Interpretative drawing of Tyruschrysa melqart: body in grey, ‘tubes’ with setae coloured according to which body part they are attached to, and soil debris in brown.

Green lacewing larvae are active predators that eat other insects such as aphids, using sickle-shaped ‘jaws’ to pierce their prey, suck out their fluids and liquefy their tissues; eating is easier when there is no need to chew! Some green lacewing larvae are debris carriers, entangling all kinds of debris among their velcro-like ‘hairs’ called setae, which extend from relatively short ‘bumps’ on their backs. This debris is carefully selected and gathered with meticulous head and body movements to form a so-called debris packet on the back of the insect.

‘Tubes’ bearing setae of Tyruschrysa melqart, with detail of their mushroom-shaped endings (bottom), used for anchoring bits of soil.

The new fossil and similar ones described from younger Cretaceous ambers differ from modern relatives because instead of short ‘bumps’ with setae on their backs they have relatively long ‘tubes’, giving them a bizarre appearance.

These tubes have setae with mushroom-shaped endings of a kind never seen before in extinct or living green lacewing larva species. The mushroom-shaped ending is a special adaptation to anchor debris, which in the case of Tyruschrysa melqart are fragments of soil.

Hallucinochrysa diogenesi, another Cretaceous green lacewing larva bearing long ‘tubes’ with setae on its back, but carrying a debris packet made of plant hairs (trichomes). Preserved in Spanish amber (105 million years old).

It was already known that Cretaceous green lacewing larvae like Tyruschrysa had long tubes on their backs and that they collected plant hairs and other plant material to construct their packet of debris. But thanks to the new discovery we now know that these immature insects also used bits of soil, and that in the deep past debris packets were probably as diverse as those we see today.

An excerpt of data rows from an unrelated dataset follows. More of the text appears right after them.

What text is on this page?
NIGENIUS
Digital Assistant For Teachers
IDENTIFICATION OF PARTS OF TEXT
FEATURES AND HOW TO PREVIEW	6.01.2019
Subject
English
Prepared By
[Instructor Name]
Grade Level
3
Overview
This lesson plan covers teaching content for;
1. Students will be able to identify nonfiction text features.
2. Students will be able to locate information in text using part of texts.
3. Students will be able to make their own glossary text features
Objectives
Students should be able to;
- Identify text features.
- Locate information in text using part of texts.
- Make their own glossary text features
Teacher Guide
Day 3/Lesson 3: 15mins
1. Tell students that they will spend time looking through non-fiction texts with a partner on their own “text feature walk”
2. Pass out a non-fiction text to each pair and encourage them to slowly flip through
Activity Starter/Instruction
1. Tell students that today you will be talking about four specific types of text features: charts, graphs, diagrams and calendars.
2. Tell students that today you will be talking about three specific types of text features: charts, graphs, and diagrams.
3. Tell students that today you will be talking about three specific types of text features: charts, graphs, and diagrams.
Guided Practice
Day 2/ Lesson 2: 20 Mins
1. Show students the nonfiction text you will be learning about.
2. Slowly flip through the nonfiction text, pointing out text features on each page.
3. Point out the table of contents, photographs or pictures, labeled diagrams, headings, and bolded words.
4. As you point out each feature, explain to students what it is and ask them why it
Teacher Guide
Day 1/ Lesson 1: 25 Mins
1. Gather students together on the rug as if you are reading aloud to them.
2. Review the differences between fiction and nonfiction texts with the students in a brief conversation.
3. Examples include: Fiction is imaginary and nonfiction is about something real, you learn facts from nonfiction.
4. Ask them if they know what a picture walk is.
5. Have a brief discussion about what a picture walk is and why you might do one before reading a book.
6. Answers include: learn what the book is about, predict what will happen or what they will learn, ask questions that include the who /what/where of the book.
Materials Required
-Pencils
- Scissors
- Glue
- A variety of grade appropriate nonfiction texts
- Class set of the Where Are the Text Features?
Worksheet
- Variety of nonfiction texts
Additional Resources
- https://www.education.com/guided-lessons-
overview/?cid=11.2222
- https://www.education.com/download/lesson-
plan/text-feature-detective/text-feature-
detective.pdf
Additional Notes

Green lacewing larvae have been gathering debris to camouflage and protect themselves for about 130 million years, giving rise to the different body adaptations we see amongst these fascinating tiny collectors.

‘A soil-carrying lacewing larva in Early Cretaceous Lebanese amber’ Ricardo Pérez-de la Fuente, Enrique Peñalver, Dany Azar and Michael S. Engel is published as open access in Scientific Reports this month.